İsmi pek bilinmese de televizyon izleyen herkesin üç aşağı, beş yukarı izlediği bir spor. Bol kavgalı geceyarısı filmlerinde, MTV'deki kliplerde, zaman zaman da cep telefonu reklamlarında Capoeira'yı görmek mümkün. Dövüş sporlarının birbiriyle yarıştığı filmlerde yılan gibi kıvrılan zayıf siyahi dövüşçülerin, dansederek devasa rakiplerini nasıl alt ettiklerini izleyenler bilir. İşte bu olayın adı Capoeira. Brezilyalı kölelerin dövüş tekniğinin Türkiye'de tanınmasını sağlayan yine bir sinema filmi. 1996'da Mark Docasscos'un başrolünü oynadığı Only the Strong, Türkiye'de Güçlülerin Dünyası adıyla vizyona girince bu uzak coğrafyanın kültürü de Türkiye'de temellerini atmış.

Ankara'da Esat Caddesi'ndeki Flex Spor Salonu.
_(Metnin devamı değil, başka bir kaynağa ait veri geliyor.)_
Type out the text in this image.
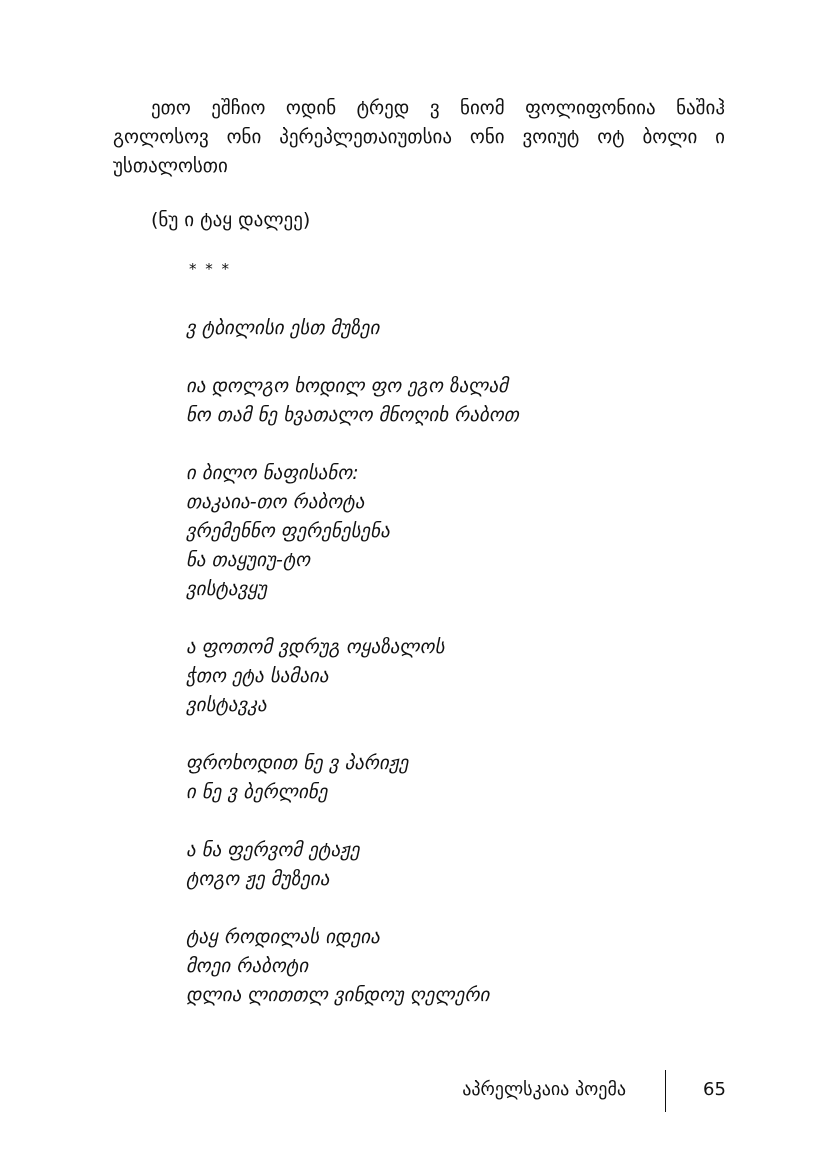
ეთო ეშჩიო ოდინ ტრედ ვ ნიომ ფოლიფონიია ნაშიჰ გოლოსოვ ონი პერეპლეთაიუთსია ონი ვოიუტ ოტ ბოლი ი უსთალოსთი

(ნუ ი ტაყ დალეე)

* * *

ვ ტბილისი ესთ მუზეი
ია დოლგო ხოდილ ფო ეგო ზალამ
ნო თამ ნე ხვათალო მნოღიხ რაბოთ
ი ბილო ნაფისანო:
თაკაია-თო რაბოტა
ვრემენნო ფერენესენა
ნა თაყუიუ-ტო
ვისტავყუ
ა ფოთომ ვდრუგ ოყაზალოს
ჭთო ეტა სამაია
ვისტავკა
ფროხოდით ნე ვ პარიჟე
ი ნე ვ ბერლინე
ა ნა ფერვომ ეტაჟე
ტოგო ჟე მუზეია
ტაყ როდილას იდეია
მოეი რაბოტი
დლია ლითთლ ვინდოუ ღელერი
აპრელსკაია პოემა	65
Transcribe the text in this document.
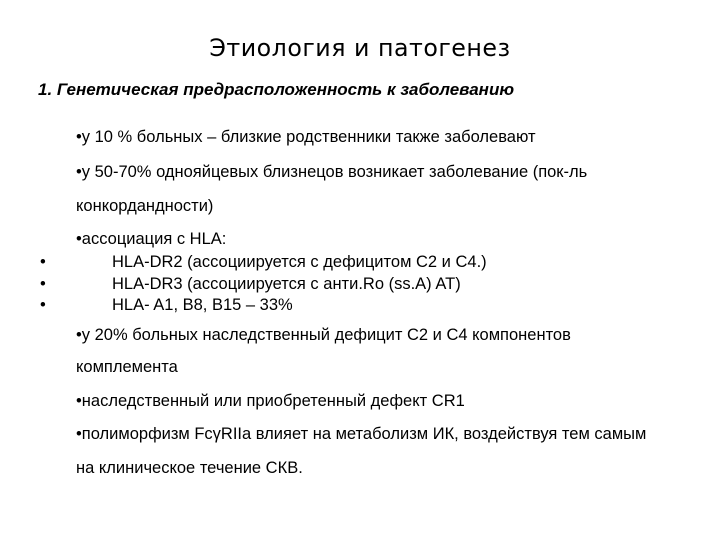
Этиология и патогенез
1. Генетическая предрасположенность к заболеванию
•у 10 % больных – близкие родственники также заболевают
•у 50-70% однояйцевых близнецов возникает заболевание (пок-ль
конкордандности)
•ассоциация с HLA:
•	HLA-DR2 (ассоциируется с дефицитом С2 и С4.)
•	HLA-DR3 (ассоциируется с анти.Ro (ss.A) AT)
•	HLA- A1, B8, B15 – 33%
•у 20% больных наследственный дефицит С2 и С4 компонентов
комплемента
•наследственный или приобретенный дефект CR1
•полиморфизм FcγRIIa влияет на метаболизм ИК, воздействуя тем самым
на клиническое течение СКВ.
Önemli bir gün. Üniversiteli Capoeira meraklıları bu işin kulaktan dolma öğrenilemeyeceğini anlayınca Portekiz Capoeira Federasyonu Başkanı Nelson Andreda Barros'u davet etmişler.

Hoca, kalabalık bir grupla bu işin öğrenilemeyeceğini söylüyor. Bugüne kadar Capoeira çalışmış en yetenekli altı kişiyi belirleyerek ilk dersine başlıyor. Öğrenciler ders başlamadan akrobatik hareketler yapıyorlar. Portekizli hoca sert bir ultimatomla ‘‘yapılanlar Capoeira ruhuna uygun değil’’ diyor. Capoeira'nın saldırı kadar savunma tekniği olduğunu söyleyen hoca havada takla atan birinin yere indiği anda savunmasız kalacağını bir örnekle gösteriyor. Zorlu bir ısınma seansından sonra hoca çantasından çıkardığı enstrümanları öğrencilere veriyor. Tek telli altı su kabağından oluşan berimbau'yu, pandeyruları ve agogoyu nasıl çalacaklarını büyük bir incelikle anlatıyor.

İŞTE POZİSYONLAR

Daha sonra öğrencilerin yarım ay şeklinde dizildiği Roda pozisyonuna geçiliyor. Öğrenciler ikişerli olarak jogo denilen dansı yapıyorlar. Jogo'daki amaç iki sporcunun karşılıklı galip gelmeye çalıştığı bir mücadele değil. Karşılıklı anlaşmaya dayalı estetik bir oyun. Müziğin ritmine göre hareketler hız kazanıyor. Jogo hocanın izniyle bitiyor. Çaylakların Capoeirista olabilmeleri için ağır sınavlar var. Batizato denilen vaftiz töreninden sonra Capoeirista olan biri Jogo'ya girebiliyor. Portekizli hoca çalışma sırasında üniformanın en önemli parçası olan tişörtlerin çıkarılmasına izin vermiyor. Sık sık kuralların yazılı olduğu kitapçığı çıkararak askeri disiplin sağlıyor.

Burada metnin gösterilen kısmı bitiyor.